We do not use suhosin. There is also activity within the time before the session expires. Does anyone have any ideas as to what the solution may be?
edit: i eventually conducted a test to see if $_COOKIE['PHPSESSID'] was set. isset($_COOKIE['PHPSESSID']) returned false. This means the client is probably being bothered by some form of malware, considering it happens on both browsers. I would like to thank everyone who did try and help out, certain options were ones we had not thought of.
Upvotes: 2
Views: 6836
Reputation: 1462
This might be a rare case, but if anyone has done the same error I did he might benefit.
I had the same problem, the php session was lost.
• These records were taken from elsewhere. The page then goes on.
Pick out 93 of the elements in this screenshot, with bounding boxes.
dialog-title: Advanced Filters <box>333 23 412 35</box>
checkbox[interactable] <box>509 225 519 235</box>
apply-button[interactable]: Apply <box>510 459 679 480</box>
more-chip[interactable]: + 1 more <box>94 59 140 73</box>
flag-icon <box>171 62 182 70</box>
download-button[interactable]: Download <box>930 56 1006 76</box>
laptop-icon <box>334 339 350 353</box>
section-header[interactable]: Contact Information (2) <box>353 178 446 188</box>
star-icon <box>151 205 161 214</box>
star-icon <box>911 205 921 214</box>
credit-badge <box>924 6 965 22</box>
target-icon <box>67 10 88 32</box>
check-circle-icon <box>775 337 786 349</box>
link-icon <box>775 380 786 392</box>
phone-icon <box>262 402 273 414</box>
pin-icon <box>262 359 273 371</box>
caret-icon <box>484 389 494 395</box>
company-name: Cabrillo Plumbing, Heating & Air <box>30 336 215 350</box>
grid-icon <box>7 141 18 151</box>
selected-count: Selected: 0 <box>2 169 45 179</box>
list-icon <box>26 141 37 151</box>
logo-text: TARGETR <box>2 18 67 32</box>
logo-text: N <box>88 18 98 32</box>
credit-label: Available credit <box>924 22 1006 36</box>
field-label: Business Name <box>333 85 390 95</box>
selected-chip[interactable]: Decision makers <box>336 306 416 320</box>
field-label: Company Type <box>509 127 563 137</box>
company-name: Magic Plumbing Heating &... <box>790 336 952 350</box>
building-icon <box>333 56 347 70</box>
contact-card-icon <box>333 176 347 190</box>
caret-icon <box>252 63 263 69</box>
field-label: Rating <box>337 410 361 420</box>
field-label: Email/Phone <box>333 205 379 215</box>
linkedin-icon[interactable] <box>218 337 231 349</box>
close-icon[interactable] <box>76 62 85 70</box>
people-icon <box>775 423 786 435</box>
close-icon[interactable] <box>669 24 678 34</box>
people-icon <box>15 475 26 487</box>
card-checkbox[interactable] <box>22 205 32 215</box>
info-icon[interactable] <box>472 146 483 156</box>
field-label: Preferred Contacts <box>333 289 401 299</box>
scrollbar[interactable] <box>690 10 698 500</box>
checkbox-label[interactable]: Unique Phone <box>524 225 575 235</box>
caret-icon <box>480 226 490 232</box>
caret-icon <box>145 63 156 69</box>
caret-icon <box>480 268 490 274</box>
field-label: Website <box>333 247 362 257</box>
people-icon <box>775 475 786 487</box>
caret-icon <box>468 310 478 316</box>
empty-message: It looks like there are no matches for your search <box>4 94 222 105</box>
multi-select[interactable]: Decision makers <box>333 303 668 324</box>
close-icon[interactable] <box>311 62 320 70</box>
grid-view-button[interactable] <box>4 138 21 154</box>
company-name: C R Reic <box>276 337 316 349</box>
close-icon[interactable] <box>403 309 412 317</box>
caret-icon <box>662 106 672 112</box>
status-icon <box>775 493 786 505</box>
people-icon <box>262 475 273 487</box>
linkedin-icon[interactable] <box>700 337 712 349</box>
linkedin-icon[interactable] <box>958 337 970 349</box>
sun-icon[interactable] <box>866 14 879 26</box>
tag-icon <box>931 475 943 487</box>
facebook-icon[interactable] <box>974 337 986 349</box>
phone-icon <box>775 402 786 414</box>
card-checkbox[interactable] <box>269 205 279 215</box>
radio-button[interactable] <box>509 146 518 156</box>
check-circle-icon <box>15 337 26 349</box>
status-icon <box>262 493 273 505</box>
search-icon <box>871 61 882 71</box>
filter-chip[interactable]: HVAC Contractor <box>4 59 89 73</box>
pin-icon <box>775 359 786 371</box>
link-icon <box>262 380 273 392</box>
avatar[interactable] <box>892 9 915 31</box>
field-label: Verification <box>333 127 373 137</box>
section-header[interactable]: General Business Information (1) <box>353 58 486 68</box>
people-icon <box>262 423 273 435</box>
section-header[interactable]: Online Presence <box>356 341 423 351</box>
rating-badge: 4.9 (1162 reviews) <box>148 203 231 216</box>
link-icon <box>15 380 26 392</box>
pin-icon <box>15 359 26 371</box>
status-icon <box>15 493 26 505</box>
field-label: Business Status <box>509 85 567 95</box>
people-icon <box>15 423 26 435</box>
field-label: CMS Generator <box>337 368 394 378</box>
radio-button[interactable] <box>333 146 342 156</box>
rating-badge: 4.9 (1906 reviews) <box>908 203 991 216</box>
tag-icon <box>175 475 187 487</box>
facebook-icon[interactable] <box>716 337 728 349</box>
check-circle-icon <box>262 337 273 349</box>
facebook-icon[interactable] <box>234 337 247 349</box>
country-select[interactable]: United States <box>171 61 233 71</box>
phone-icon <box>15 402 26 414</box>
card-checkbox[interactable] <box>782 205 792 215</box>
I am not using jquery ajax but simple xmlhttp ajax, but I think this doesn't matter, in the background the same steps do take place.
I fixed this problem after stoping using an ip address for my ajax requests, so from this: http://1.2.3.4/index.php?somekey=somevalue
I went to this: http://www.example.com/index.php?somekey=somevalue
Upvotes: 1
Reputation: 7279
Case 1
Are you validating the http user agent?
if so that could be an issue as IE will use different user agents when it runs in compatible mode and normal mode.
case 2
do you have clustering application servers? and so it might be the case where session file is stored in one server and next request goes to another server?
case 3
May be application level bug, where session is unset based on condition or an user or something
case 4
If you have an iframe, It's also possible that because you're setting the cookies in an iframe, that the browsers may view it as a third-party cookie and reject it unless explicitly set out in the browser preferences to
In that case you would need a P3P header on the pages from where you're trying to set the cookies from.
I suggest you to set some dummy cookie and see whether it is coming back. And also set the session cookie as httpcookie so that it cannot be accessed from javascript (assuming some script malforming cookie).